Le ré-assureur Swiss Ré estime que le coût des catastrophes environnementales est passé de 188 milliards de dollars en 2016 à 306 milliards en 2017 dont 136 milliards pris en charge par les compagnies d’assurance (Contre 65 milliards en 2016). Cette explosion ne sera pas sans conséquence sur l’économie mondiale. Il est bien sûr trop tôt pour faire une projection de ce qui nous attend dans les années à venir et pour savoir si cette augmentation se poursuivra. Elle est néanmoins extrêmement inquiétante car elle pourrait, à terme, bloquer l’économie mondiale.
En effet il faut noter que si le montant des dégâts a augmenté de 62 %, celui des remboursements a cru de 110%. Deux facteurs à cela: Des épisodes climatiques extrêmes touchant massivement les États-Unis où il y a plus de biens et de personnes assurés mais aussi une augmentation importante de ces phénomènes. Les conséquences sont telles que Swiss Re sera dans le rouge en 2017, avec une perte nette de 468 millions $ (402,5 M€) sur les 9 premiers mois de l’année.
Les assureurs ne sont pas en reste et ils doivent répondre aux demandes de leurs clients. Qu’adviendra-t-il pour l’avenir? Il semble impossible que les compagnies d’assurances et de réassurances puissent vivre avec une telle épée de Damocles au-dessus de leur tête. Elles devront donc composer avec cet élément pour revoir les couvertures dans le futur.
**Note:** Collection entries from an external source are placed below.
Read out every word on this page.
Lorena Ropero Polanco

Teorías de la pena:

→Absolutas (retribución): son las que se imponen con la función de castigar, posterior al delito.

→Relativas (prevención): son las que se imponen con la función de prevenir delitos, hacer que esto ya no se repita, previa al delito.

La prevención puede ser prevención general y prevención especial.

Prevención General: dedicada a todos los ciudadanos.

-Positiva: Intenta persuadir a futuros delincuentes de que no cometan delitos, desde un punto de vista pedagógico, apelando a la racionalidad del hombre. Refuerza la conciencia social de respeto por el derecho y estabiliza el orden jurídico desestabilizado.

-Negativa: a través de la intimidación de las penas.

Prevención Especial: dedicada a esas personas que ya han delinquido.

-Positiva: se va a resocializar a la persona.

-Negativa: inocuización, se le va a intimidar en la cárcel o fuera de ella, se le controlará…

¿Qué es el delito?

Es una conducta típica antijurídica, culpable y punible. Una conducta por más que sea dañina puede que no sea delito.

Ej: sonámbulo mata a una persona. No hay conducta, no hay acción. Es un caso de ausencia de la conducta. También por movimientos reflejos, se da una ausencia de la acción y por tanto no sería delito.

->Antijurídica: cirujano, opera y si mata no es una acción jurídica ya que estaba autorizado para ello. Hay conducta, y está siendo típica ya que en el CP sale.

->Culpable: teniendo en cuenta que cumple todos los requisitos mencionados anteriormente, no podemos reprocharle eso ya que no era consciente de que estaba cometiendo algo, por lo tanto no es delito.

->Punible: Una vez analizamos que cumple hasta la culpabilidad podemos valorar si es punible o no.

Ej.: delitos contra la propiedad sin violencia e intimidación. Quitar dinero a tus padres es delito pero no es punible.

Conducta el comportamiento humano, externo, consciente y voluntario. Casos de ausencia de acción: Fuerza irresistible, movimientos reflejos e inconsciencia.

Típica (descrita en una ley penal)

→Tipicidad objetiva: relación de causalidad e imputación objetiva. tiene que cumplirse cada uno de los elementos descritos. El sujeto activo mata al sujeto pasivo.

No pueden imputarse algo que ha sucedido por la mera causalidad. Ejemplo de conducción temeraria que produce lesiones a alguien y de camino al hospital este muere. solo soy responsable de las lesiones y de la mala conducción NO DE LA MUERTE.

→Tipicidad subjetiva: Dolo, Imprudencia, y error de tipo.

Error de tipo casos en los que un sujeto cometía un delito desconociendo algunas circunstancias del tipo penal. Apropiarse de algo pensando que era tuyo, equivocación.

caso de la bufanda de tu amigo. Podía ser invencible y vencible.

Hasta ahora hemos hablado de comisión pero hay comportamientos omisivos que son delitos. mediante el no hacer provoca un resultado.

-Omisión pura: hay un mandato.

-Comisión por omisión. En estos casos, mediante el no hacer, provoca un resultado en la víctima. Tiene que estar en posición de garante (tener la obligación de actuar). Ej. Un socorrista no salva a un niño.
Ce qui, de facto, va rendre plus périlleuses un certain nombre d’activités. Les clauses limitatives seront sans nul doute renforcées. En effet pourquoi couvrir « comme avant » une installation industrielle devenue à risque avec l’augmentation des feux de forêts en Californie ou risquant d’être inondée avec la montée des eaux?
S’il est donc un secteur qui prend particulièrement au sérieux les conséquences du dérèglement climatique, c’est bien celui de l’assurance et de la réassurance. Leur survie en dépend. Mais la conséquence de ces choix aura aussi un impact sur leurs investissements. Peuvent-ils prendre autant de risques dans le choix de leurs placements qu’autrefois et voir malheureusement se conjuguer une crise financière comme celle de 2008 et une crise écologique comme celle de 2017?
Là est sans doute le risque systémique majeur pour l’économie monde. Un excès d’optimisme dans une croissance à court terme débouchant sur une bulle financière dangereuse qui crèverait la mauvaise année, celle où des phénomènes extrêmes entraîneraient une hausse importante des remboursements. Alors, tel Ulysse, nous passerions de Charybde en Scylla.